Ne kadar özel olduğunuzu anlayan ve size aşık olan başka bir insana sahip olduğunuz için ne kadar şanslısınız! Eğer bunu hissediyorsanız, onların da sizin için ne kadar önemli olduğunu paylaşmaktan çekinmeyin. Henüz "L" kelimesini söylemeye hazır olmasanız bile, "partnerinize karşı ne kadar minnettar olduğunuzu, duygularını paylaşmadaki savunmasızlığını ve ona ve ilişkinize olan minnettarlığınızı ifade etmek kritik bir duygu olabilir," diye ekliyor Sommerfeldt.
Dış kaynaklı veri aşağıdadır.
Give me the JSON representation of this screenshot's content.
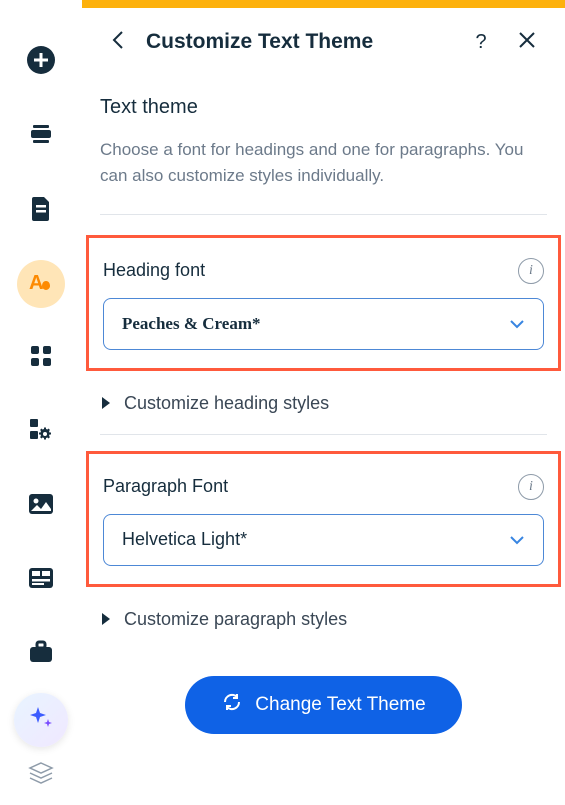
{
  "header": {
    "title": "Customize Text Theme"
  },
  "intro": {
    "section_title": "Text theme",
    "description": "Choose a font for headings and one for paragraphs. You can also customize styles individually."
  },
  "heading_font": {
    "label": "Heading font",
    "value": "Peaches & Cream*"
  },
  "customize_heading": "Customize heading styles",
  "paragraph_font": {
    "label": "Paragraph Font",
    "value": "Helvetica Light*"
  },
  "customize_paragraph": "Customize paragraph styles",
  "cta_label": "Change Text Theme",
  "sidebar": {
    "items": [
      "add",
      "sections",
      "pages",
      "theme",
      "apps",
      "settings",
      "media",
      "blocks",
      "business"
    ]
  }
}
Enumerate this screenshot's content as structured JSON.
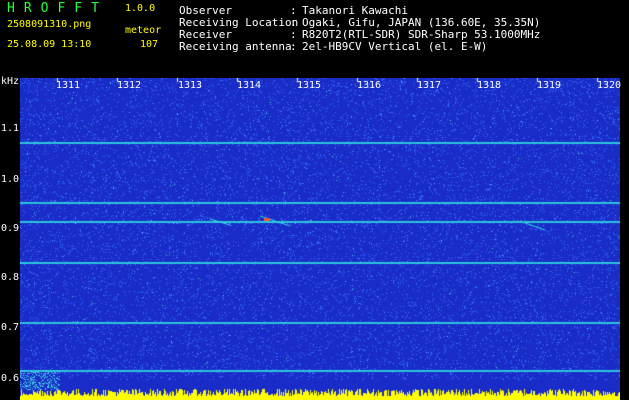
{
  "header": {
    "app_title": "HROFFT",
    "app_version": "1.0.0",
    "filename": "2508091310.png",
    "mode": "meteor",
    "datetime": "25.08.09 13:10",
    "count": "107",
    "info": [
      {
        "label": "Observer",
        "value": "Takanori Kawachi"
      },
      {
        "label": "Receiving Location",
        "value": "Ogaki, Gifu, JAPAN (136.60E, 35.35N)"
      },
      {
        "label": "Receiver",
        "value": "R820T2(RTL-SDR) SDR-Sharp 53.1000MHz"
      },
      {
        "label": "Receiving antenna",
        "value": "2el-HB9CV Vertical (el. E-W)"
      }
    ],
    "separator": ":"
  },
  "spectrogram": {
    "y_unit": "kHz",
    "y_ticks": [
      "1.1",
      "1.0",
      "0.9",
      "0.8",
      "0.7",
      "0.6"
    ],
    "x_ticks": [
      "1311",
      "1312",
      "1313",
      "1314",
      "1315",
      "1316",
      "1317",
      "1318",
      "1319",
      "1320"
    ],
    "colors": {
      "background": "#1a2cc8",
      "noise": "#2f6cff",
      "line": "#2fe0e0",
      "meteor": "#ff5030",
      "baseline": "#ffff00"
    }
  }
}
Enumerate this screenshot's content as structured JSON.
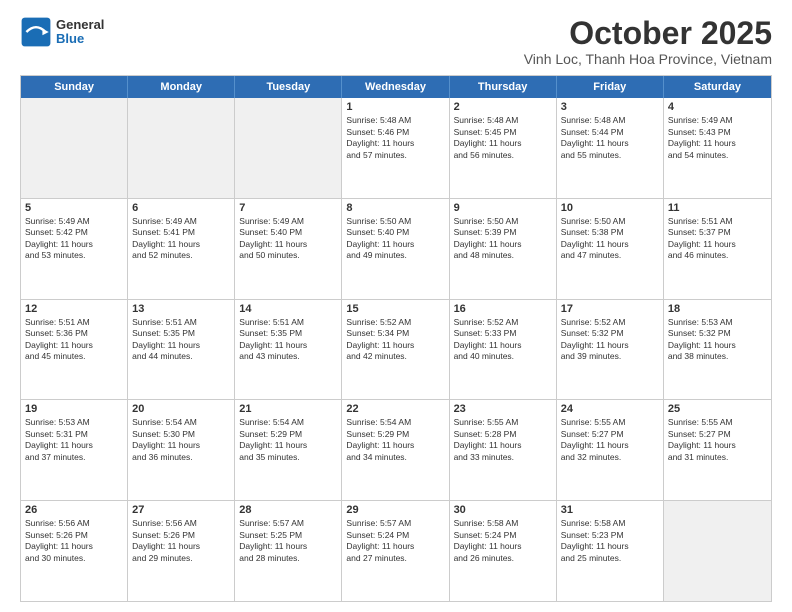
{
  "header": {
    "logo": {
      "general": "General",
      "blue": "Blue"
    },
    "title": "October 2025",
    "location": "Vinh Loc, Thanh Hoa Province, Vietnam"
  },
  "days_of_week": [
    "Sunday",
    "Monday",
    "Tuesday",
    "Wednesday",
    "Thursday",
    "Friday",
    "Saturday"
  ],
  "weeks": [
    [
      {
        "day": "",
        "info": ""
      },
      {
        "day": "",
        "info": ""
      },
      {
        "day": "",
        "info": ""
      },
      {
        "day": "1",
        "info": "Sunrise: 5:48 AM\nSunset: 5:46 PM\nDaylight: 11 hours\nand 57 minutes."
      },
      {
        "day": "2",
        "info": "Sunrise: 5:48 AM\nSunset: 5:45 PM\nDaylight: 11 hours\nand 56 minutes."
      },
      {
        "day": "3",
        "info": "Sunrise: 5:48 AM\nSunset: 5:44 PM\nDaylight: 11 hours\nand 55 minutes."
      },
      {
        "day": "4",
        "info": "Sunrise: 5:49 AM\nSunset: 5:43 PM\nDaylight: 11 hours\nand 54 minutes."
      }
    ],
    [
      {
        "day": "5",
        "info": "Sunrise: 5:49 AM\nSunset: 5:42 PM\nDaylight: 11 hours\nand 53 minutes."
      },
      {
        "day": "6",
        "info": "Sunrise: 5:49 AM\nSunset: 5:41 PM\nDaylight: 11 hours\nand 52 minutes."
      },
      {
        "day": "7",
        "info": "Sunrise: 5:49 AM\nSunset: 5:40 PM\nDaylight: 11 hours\nand 50 minutes."
      },
      {
        "day": "8",
        "info": "Sunrise: 5:50 AM\nSunset: 5:40 PM\nDaylight: 11 hours\nand 49 minutes."
      },
      {
        "day": "9",
        "info": "Sunrise: 5:50 AM\nSunset: 5:39 PM\nDaylight: 11 hours\nand 48 minutes."
      },
      {
        "day": "10",
        "info": "Sunrise: 5:50 AM\nSunset: 5:38 PM\nDaylight: 11 hours\nand 47 minutes."
      },
      {
        "day": "11",
        "info": "Sunrise: 5:51 AM\nSunset: 5:37 PM\nDaylight: 11 hours\nand 46 minutes."
      }
    ],
    [
      {
        "day": "12",
        "info": "Sunrise: 5:51 AM\nSunset: 5:36 PM\nDaylight: 11 hours\nand 45 minutes."
      },
      {
        "day": "13",
        "info": "Sunrise: 5:51 AM\nSunset: 5:35 PM\nDaylight: 11 hours\nand 44 minutes."
      },
      {
        "day": "14",
        "info": "Sunrise: 5:51 AM\nSunset: 5:35 PM\nDaylight: 11 hours\nand 43 minutes."
      },
      {
        "day": "15",
        "info": "Sunrise: 5:52 AM\nSunset: 5:34 PM\nDaylight: 11 hours\nand 42 minutes."
      },
      {
        "day": "16",
        "info": "Sunrise: 5:52 AM\nSunset: 5:33 PM\nDaylight: 11 hours\nand 40 minutes."
      },
      {
        "day": "17",
        "info": "Sunrise: 5:52 AM\nSunset: 5:32 PM\nDaylight: 11 hours\nand 39 minutes."
      },
      {
        "day": "18",
        "info": "Sunrise: 5:53 AM\nSunset: 5:32 PM\nDaylight: 11 hours\nand 38 minutes."
      }
    ],
    [
      {
        "day": "19",
        "info": "Sunrise: 5:53 AM\nSunset: 5:31 PM\nDaylight: 11 hours\nand 37 minutes."
      },
      {
        "day": "20",
        "info": "Sunrise: 5:54 AM\nSunset: 5:30 PM\nDaylight: 11 hours\nand 36 minutes."
      },
      {
        "day": "21",
        "info": "Sunrise: 5:54 AM\nSunset: 5:29 PM\nDaylight: 11 hours\nand 35 minutes."
      },
      {
        "day": "22",
        "info": "Sunrise: 5:54 AM\nSunset: 5:29 PM\nDaylight: 11 hours\nand 34 minutes."
      },
      {
        "day": "23",
        "info": "Sunrise: 5:55 AM\nSunset: 5:28 PM\nDaylight: 11 hours\nand 33 minutes."
      },
      {
        "day": "24",
        "info": "Sunrise: 5:55 AM\nSunset: 5:27 PM\nDaylight: 11 hours\nand 32 minutes."
      },
      {
        "day": "25",
        "info": "Sunrise: 5:55 AM\nSunset: 5:27 PM\nDaylight: 11 hours\nand 31 minutes."
      }
    ],
    [
      {
        "day": "26",
        "info": "Sunrise: 5:56 AM\nSunset: 5:26 PM\nDaylight: 11 hours\nand 30 minutes."
      },
      {
        "day": "27",
        "info": "Sunrise: 5:56 AM\nSunset: 5:26 PM\nDaylight: 11 hours\nand 29 minutes."
      },
      {
        "day": "28",
        "info": "Sunrise: 5:57 AM\nSunset: 5:25 PM\nDaylight: 11 hours\nand 28 minutes."
      },
      {
        "day": "29",
        "info": "Sunrise: 5:57 AM\nSunset: 5:24 PM\nDaylight: 11 hours\nand 27 minutes."
      },
      {
        "day": "30",
        "info": "Sunrise: 5:58 AM\nSunset: 5:24 PM\nDaylight: 11 hours\nand 26 minutes."
      },
      {
        "day": "31",
        "info": "Sunrise: 5:58 AM\nSunset: 5:23 PM\nDaylight: 11 hours\nand 25 minutes."
      },
      {
        "day": "",
        "info": ""
      }
    ]
  ]
}
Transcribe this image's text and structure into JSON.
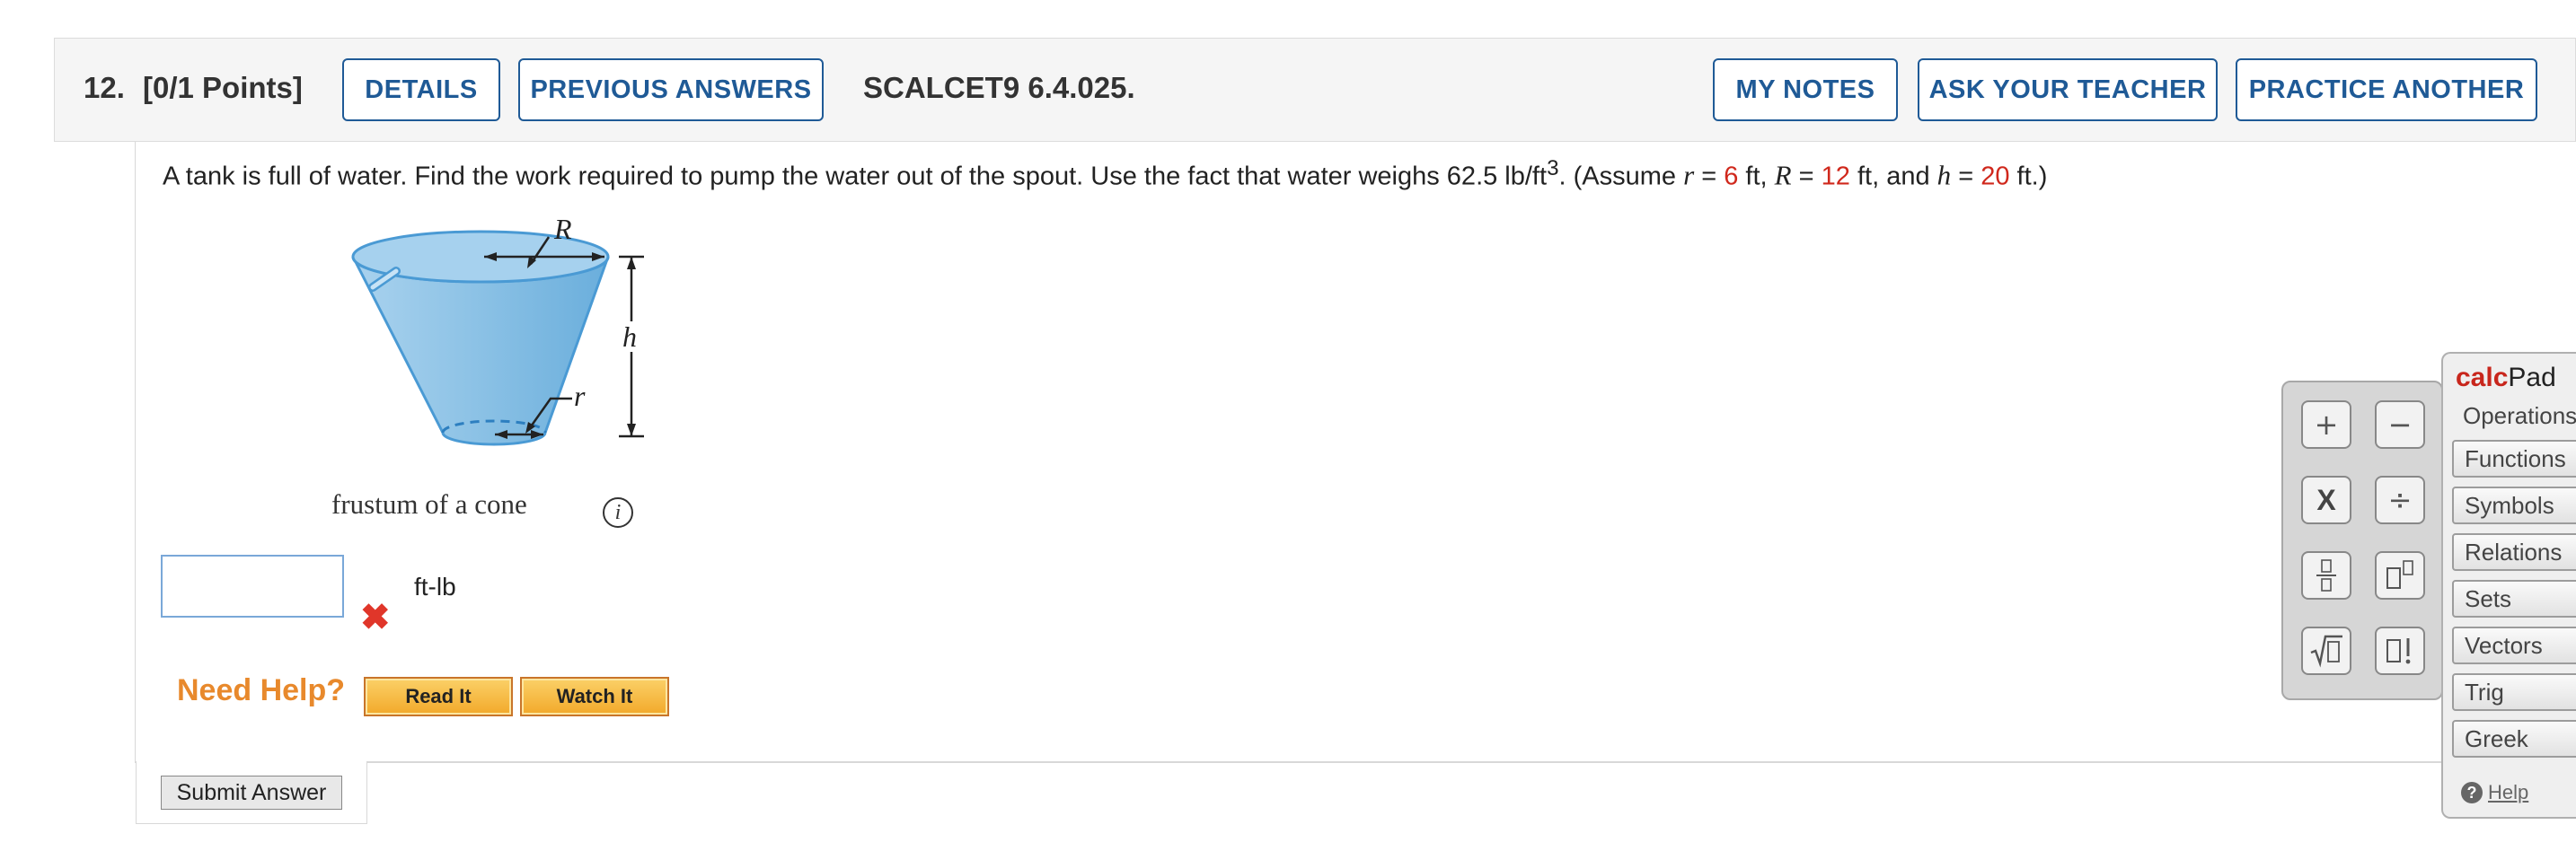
{
  "header": {
    "number": "12.",
    "points": "[0/1 Points]",
    "details_label": "DETAILS",
    "previous_answers_label": "PREVIOUS ANSWERS",
    "code": "SCALCET9 6.4.025.",
    "my_notes_label": "MY NOTES",
    "ask_teacher_label": "ASK YOUR TEACHER",
    "practice_another_label": "PRACTICE ANOTHER"
  },
  "question": {
    "text_part1": "A tank is full of water. Find the work required to pump the water out of the spout. Use the fact that water weighs 62.5 lb/ft",
    "superscript": "3",
    "text_part2": ". (Assume ",
    "r_var": "r",
    "eq1": " = ",
    "r_val": "6",
    "ft1": " ft, ",
    "R_var": "R",
    "eq2": " = ",
    "R_val": "12",
    "ft2": " ft, and ",
    "h_var": "h",
    "eq3": " = ",
    "h_val": "20",
    "ft3": " ft.)"
  },
  "figure": {
    "label_R": "R",
    "label_h": "h",
    "label_r": "r",
    "caption": "frustum of a cone",
    "info_icon": "i",
    "tank_color": "#8ec3e6"
  },
  "answer": {
    "value": "",
    "unit": "ft-lb",
    "status_icon": "✖",
    "status": "incorrect"
  },
  "help": {
    "label": "Need Help?",
    "read_it": "Read It",
    "watch_it": "Watch It"
  },
  "submit_label": "Submit Answer",
  "calcpad": {
    "title_calc": "calc",
    "title_pad": "Pad",
    "operations_label": "Operations",
    "keys": [
      "+",
      "−",
      "X",
      "÷",
      "▯/▯",
      "▯▯",
      "√▯",
      "▯!"
    ],
    "tabs": [
      "Functions",
      "Symbols",
      "Relations",
      "Sets",
      "Vectors",
      "Trig",
      "Greek"
    ],
    "help_label": "Help"
  },
  "colors": {
    "link_blue": "#1f5a96",
    "highlight_red": "#d0281c",
    "need_help_orange": "#e8892c"
  }
}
Çok çabuk aşık olma konusunda endişelenmeli miyim?
Breuning'e göre, bu aşk dolu beyin kimyasalları "sizi karşılanmamış bir ihtiyaç için harekete geçmeye motive etmek üzere tasarlanmıştır. "Bu ihtiyaç karşılandığında, bu kimyasallar artık uyarılmaz."
Beyniniz etkili bir şekilde diyor ki, "Doğru kişiyi buldun. Şimdi ne olacak? "
Bazıları için cevap, duygusal ya da fiziksel aldatma olarak adlandırılan o yüksek duyguyu aramaya ve kovalamaya devam etmek olabilir. Diğerleri içinse sonuç, aşk duygusunun beklediklerinden daha erken solması olabilir (whomp whomp).
Özellikle sosyal medyanın bu modern çağında bir başka potansiyel engel de, ilk heyecan geçtikten sonra partnerinizi ve ilişkinizi başkalarıyla kıyaslama eğilimidir. Breuning, "Partneriniz 500 iyi özelliğe sahip olabilir, ancak beyniniz sahip olmadığı 10 özelliğe odaklanacaktır" diyor.
"Herkes partnerim hakkında ne düşünüyor?" ya da "Başkalarının partnerleri onları hangi romantik randevulara götürüyor?" gibi yaygın düşünceler tehdit edicidir. Sağlam ve değerli bir eşle birlikte olsanız bile size çimenler yeşeriyor zihniyeti verirler.
Peki, ne yaparsınız? Aşık olduktan sonra bunun tadını çıkarın. Ancak beyninizin yakında yeni bir dopamin-oksitosin-serotonin vuruşu isteyeceğini unutmayın.
Breuning, kıyaslama tuzağına düşmemeye çalışın - kendinize ilk etapta neden partnerinizi seçtiğinizi hatırlatın diyor. İş yerinde daha yüksek bir pozisyon ya da yeni bir atletik kişisel rekor gibi sizi motive eden hedeflerin peşinden gitmeyi de unutmayın. Mutluluğunuz bir başkasına bağlı olmamalı.
Bu, ne kadar çabuk aşık olursanız olun (ya da olmayın), kalp-göz-emoji duygularının sonsuza dek mutlu bir şekilde kalmasını sağlamaya yardımcı olacaktır.